G.D : Votre film est disponible depuis quelques jours sur la plateforme de screaming Shadowz, aux côtés d’autres courts-métrages de genre, notamment Junior de Julia Ducournau. Une initiative qui met en avant les courts-métrages de nouveaux auteurs dans le cinéma de genre actuel. Comment ce partenariat s’est-il établi ? Et pensez-vous que cette initiative peut aider à la démocratisation d’un cinéma de genre français qui semble gagner en visibilité ces dernières années ?

D.D.O : J’ai eu le plaisir de rencontrer Aurélien Zimmerman et une partie de l’équipe Shadowz lors du Festival International du Film Fantastique de Gérardmer. Aurélien m’a tout de suite proposait d’intégrer Dibbuk à leur catalogue, ce que nous avons bien-sûr accepté avec joie. Je pense que Shadowz est une initiative formidable en tous points. Elle permet non seulement à certains films de genre français qui manque de visibilité de rencontrer un public, mais surtout de découvrir de véritables pépites. D’autant plus qu’il est vrai que les médias, chaînes et plateformes traditionnels sont tristement encore très frileuses quand il s’agit de film de genre français. Même s’il commence à y avoir un sentiment de changement à ce sujet. Mais nous pouvons clairement compter sur Shadowz pour prendre le relais à ce niveau-là et mettre à l’honneur le cinéma de genre avec amour et sérieux.

G.D : Dibbuk est une autoproduction en association avec la boîte Trois Jours de Marche, dont vous êtes le fondateur.

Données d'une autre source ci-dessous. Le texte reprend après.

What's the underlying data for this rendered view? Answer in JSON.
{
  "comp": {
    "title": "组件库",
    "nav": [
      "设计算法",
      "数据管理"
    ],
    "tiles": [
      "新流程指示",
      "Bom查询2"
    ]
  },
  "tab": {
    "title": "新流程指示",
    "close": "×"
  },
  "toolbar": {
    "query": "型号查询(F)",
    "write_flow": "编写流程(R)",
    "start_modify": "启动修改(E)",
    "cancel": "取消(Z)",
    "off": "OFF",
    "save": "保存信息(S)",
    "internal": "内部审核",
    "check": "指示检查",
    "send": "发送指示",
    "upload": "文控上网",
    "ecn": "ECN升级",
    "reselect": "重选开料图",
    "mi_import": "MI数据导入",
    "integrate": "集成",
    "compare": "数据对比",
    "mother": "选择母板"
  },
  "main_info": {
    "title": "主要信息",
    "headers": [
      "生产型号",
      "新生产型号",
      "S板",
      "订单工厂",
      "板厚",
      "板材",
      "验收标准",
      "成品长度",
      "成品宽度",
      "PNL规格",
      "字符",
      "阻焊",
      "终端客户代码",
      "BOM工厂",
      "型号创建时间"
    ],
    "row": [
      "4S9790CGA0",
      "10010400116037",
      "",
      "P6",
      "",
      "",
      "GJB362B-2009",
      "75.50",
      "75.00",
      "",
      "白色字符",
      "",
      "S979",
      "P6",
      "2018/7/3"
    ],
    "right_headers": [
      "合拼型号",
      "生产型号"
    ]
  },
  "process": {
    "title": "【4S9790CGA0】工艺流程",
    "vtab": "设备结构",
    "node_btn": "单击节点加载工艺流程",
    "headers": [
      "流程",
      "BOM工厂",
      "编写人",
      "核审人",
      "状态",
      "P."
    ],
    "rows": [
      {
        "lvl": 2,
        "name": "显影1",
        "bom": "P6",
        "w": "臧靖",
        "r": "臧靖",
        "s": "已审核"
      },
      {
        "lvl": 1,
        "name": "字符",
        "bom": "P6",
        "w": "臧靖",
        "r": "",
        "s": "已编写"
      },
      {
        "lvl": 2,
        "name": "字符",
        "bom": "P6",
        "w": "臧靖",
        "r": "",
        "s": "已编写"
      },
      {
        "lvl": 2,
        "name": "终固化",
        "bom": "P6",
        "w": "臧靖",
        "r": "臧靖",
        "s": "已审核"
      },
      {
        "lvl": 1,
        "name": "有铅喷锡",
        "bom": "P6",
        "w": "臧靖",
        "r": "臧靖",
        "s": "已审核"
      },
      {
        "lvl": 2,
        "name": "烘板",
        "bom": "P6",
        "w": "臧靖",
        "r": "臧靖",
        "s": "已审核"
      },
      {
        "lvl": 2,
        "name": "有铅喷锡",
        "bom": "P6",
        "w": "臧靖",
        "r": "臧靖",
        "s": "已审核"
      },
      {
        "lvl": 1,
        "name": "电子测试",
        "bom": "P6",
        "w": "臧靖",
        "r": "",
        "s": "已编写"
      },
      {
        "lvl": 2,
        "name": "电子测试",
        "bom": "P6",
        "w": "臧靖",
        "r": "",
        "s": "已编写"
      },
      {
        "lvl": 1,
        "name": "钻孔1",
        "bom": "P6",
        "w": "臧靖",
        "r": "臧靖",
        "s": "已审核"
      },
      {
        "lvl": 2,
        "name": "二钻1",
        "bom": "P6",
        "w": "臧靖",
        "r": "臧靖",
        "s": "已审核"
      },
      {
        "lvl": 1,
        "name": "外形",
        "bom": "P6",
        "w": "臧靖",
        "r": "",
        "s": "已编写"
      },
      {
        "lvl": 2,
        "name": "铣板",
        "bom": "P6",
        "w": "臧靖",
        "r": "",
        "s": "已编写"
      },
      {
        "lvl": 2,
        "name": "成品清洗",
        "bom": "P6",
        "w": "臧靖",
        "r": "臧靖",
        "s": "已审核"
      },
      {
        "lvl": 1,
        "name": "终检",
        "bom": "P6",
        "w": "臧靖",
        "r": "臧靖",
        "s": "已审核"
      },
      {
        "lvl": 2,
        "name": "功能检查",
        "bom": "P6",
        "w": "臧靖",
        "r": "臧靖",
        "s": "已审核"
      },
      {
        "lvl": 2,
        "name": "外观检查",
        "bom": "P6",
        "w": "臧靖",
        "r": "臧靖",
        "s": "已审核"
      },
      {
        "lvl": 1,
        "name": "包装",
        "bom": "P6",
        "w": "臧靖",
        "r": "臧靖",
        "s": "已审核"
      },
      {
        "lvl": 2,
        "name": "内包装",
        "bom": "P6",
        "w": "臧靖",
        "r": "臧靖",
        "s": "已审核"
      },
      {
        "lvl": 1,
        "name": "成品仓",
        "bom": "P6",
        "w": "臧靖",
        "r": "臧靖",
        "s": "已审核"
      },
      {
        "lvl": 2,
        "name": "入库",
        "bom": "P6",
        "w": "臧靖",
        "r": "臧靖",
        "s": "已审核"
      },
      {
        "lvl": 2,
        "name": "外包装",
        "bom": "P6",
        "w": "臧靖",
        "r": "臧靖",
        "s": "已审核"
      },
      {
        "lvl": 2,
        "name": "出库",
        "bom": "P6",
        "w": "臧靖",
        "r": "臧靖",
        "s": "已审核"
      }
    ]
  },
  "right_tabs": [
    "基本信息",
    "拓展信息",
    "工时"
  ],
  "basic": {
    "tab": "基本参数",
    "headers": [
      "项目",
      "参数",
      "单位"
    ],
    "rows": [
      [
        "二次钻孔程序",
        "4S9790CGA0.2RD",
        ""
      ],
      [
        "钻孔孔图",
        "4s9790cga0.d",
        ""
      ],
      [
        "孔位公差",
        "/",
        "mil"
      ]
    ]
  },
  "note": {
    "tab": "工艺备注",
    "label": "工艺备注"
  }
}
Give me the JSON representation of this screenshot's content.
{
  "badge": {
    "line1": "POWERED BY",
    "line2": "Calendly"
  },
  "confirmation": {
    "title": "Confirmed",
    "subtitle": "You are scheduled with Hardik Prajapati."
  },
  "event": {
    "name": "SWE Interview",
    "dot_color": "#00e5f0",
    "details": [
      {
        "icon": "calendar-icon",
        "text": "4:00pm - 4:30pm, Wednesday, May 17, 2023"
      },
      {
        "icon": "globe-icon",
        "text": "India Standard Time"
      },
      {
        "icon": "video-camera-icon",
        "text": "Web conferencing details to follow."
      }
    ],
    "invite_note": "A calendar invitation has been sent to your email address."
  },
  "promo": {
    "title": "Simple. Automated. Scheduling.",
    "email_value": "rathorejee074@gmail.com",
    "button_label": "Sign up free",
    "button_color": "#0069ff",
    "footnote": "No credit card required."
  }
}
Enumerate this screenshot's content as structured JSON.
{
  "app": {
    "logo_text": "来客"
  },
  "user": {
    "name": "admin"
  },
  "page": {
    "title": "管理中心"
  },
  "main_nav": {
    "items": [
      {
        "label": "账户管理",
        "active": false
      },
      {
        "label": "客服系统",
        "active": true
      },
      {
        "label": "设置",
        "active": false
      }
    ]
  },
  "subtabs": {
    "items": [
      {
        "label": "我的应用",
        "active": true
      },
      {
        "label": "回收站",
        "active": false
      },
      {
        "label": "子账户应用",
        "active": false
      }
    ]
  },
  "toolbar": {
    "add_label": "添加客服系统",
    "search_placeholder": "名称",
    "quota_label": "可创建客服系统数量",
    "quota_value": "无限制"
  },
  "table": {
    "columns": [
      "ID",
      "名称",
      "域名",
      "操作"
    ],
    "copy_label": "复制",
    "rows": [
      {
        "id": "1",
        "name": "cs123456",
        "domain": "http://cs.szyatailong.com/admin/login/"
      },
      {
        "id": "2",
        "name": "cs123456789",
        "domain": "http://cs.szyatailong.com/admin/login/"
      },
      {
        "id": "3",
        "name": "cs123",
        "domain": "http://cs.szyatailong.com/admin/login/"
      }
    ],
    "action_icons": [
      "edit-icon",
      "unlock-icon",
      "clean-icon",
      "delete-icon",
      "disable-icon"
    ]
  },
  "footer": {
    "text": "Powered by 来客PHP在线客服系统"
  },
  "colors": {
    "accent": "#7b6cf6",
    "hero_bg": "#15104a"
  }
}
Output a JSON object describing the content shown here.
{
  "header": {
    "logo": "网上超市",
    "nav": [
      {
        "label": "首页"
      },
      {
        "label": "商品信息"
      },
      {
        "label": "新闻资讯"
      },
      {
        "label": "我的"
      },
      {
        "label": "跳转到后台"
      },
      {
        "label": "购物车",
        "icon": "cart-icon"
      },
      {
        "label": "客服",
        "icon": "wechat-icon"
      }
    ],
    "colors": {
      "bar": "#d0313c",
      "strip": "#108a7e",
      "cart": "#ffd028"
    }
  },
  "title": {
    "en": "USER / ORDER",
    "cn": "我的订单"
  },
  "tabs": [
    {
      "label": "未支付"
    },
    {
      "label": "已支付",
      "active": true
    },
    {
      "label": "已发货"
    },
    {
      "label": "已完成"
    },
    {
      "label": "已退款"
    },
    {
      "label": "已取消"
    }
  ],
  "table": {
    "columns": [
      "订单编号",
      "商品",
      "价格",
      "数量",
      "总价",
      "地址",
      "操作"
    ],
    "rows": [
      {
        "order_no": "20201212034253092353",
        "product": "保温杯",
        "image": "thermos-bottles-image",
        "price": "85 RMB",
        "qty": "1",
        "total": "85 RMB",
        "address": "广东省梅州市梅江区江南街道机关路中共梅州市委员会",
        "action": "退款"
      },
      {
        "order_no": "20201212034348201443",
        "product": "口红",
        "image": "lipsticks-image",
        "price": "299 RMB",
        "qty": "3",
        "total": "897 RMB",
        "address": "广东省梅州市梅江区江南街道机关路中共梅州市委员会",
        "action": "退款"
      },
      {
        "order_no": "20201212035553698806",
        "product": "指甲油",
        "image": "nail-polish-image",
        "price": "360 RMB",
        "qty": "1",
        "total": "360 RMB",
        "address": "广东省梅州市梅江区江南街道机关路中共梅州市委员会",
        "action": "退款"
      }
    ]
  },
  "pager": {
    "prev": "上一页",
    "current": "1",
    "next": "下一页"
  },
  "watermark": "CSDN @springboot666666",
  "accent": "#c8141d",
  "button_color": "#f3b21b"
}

Vous êtes également président de l’Association des Jeunes Cinéastes Indépendants. Pouvez-vous nous en parler plus en détails ? 

D.D.O : Je suis donc le président de l’Association Des Jeunes Cinéastes Indépendants, que nous avons fondé en 2015 avec Luc Finalteri et Guillaume Schmitt. Nous sommes désormais 11 membres du bureau de l’association et nous ne comptons pas moins de 200 membres. L’association a pour but d’aider et d’accompagner de jeunes auteurs, réalisatrices et réalisateurs, techniciens et techniciennes dans la concrétisation de leurs projets audiovisuel. Avec cette structure, nous avons réussi à atteindre une sorte de cercle vertueux autosuffisant en réalisant des projets de commandes et en réinvestissant les fonds engendrés dans le court-métrage. Grâce à cela, nous avons lancé une première résidence d’écriture entièrement financée par l’ADJCI. A l’issue de cette résidence, nous avions plusieurs projets de courts-métrages très intéressants. Nous avons alors décidé avec certains membres du bureau de l’association, de créer la société Trois Jours De Marche avec Luc Finalteri, Emilie Potet, Raphaël Pierre-Bloch et Guillaume Schmitt, afin que nous puissions avoir accès aux différents guichets qui proposais du financement pour le court-métrage, jusqu’alors inaccessibles via une structure associative.

G.D : Lorsque l’on voit le dernier plan de Dibbuk, l’univers de votre métrage semble s’étendre au-delà du cadre, tant les trente minutes de votre court-métrage introduisent un univers crédible autant dans sa dimension sociale que fantastique. Dibbuk pourrait-il être le préambule d’un long-métrage qui en serait le prolongement ? Quels sont vos projets futurs ?

D.D.O : Je ne peux malheureusement pas trop en parler pour l’instant. Mais disons que je suis en train de faire des recherches avant de réunir un Minyan.

Merci à Dayan D. Oualid pour la richesse et la générosité de ses propos.